Emphasizing Unseen Words: New Vocabulary Acquisition for End-to-End Speech Recognition
This addresses the challenge of adapting ASR systems to new vocabulary like trending words and named entities, which is incremental as it builds on existing fine-tuning and regularization techniques.
The paper tackles the problem of recognizing out-of-vocabulary (OOV) words in automatic speech recognition by proposing loss rescaling methods during fine-tuning on synthetic audio, achieving significant improvement in recall rates with only a slight decrease in word error rate on the LibriSpeech benchmark.
Due to the dynamic nature of human language, automatic speech recognition (ASR) systems need to continuously acquire new vocabulary. Out-Of-Vocabulary (OOV) words, such as trending words and new named entities, pose problems to modern ASR systems that require long training times to adapt their large numbers of parameters. Different from most previous research focusing on language model post-processing, we tackle this problem on an earlier processing level and eliminate the bias in acoustic modeling to recognize OOV words acoustically.
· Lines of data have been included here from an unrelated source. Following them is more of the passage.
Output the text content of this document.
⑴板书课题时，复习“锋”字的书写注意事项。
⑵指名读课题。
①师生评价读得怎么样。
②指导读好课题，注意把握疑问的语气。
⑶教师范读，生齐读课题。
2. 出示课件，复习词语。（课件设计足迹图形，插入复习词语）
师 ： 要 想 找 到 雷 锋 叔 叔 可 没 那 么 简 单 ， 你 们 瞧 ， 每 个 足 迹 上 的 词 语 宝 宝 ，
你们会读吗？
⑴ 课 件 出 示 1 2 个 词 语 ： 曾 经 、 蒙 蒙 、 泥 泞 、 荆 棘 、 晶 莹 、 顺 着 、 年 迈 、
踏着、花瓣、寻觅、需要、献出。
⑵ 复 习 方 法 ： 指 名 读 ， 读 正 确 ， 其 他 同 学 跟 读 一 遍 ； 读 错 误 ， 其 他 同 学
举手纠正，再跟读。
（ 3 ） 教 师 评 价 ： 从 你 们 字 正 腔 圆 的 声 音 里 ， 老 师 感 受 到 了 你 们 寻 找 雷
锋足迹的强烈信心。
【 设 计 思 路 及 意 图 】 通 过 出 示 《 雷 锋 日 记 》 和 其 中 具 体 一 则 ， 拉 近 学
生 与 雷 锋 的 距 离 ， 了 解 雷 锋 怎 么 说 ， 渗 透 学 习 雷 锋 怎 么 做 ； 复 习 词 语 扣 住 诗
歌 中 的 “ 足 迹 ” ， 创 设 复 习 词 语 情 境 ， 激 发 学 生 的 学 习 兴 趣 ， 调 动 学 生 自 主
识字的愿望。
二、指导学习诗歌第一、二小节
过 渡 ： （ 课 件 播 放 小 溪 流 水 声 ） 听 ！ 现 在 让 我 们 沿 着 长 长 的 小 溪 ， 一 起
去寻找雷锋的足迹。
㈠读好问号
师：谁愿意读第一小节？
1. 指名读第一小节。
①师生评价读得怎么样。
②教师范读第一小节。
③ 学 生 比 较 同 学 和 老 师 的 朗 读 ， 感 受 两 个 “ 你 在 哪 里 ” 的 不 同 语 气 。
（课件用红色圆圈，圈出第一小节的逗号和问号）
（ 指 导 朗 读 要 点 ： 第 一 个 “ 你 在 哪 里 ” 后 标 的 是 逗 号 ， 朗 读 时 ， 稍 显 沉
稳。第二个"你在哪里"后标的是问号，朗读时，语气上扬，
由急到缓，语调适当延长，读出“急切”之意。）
We propose to generate OOV words using text-to-speech systems and to rescale losses to encourage neural networks to pay more attention to OOV words. Specifically, we enlarge the classification loss used for training neural networks' parameters of utterances containing OOV words (sentence-level), or rescale the gradient used for back-propagation for OOV words (word-level), when fine-tuning a previously trained model on synthetic audio. To overcome catastrophic forgetting, we also explore the combination of loss rescaling and model regularization, i.e. L2 regularization and elastic weight consolidation (EWC). Compared with previous methods that just fine-tune synthetic audio with EWC, the experimental results on the LibriSpeech benchmark reveal that our proposed loss rescaling approach can achieve significant improvement on the recall rate with only a slight decrease on word error rate. Moreover, word-level rescaling is more stable than utterance-level rescaling and leads to higher recall rates and precision on OOV word recognition. Furthermore, our proposed combined loss rescaling and weight consolidation methods can support continual learning of an ASR system.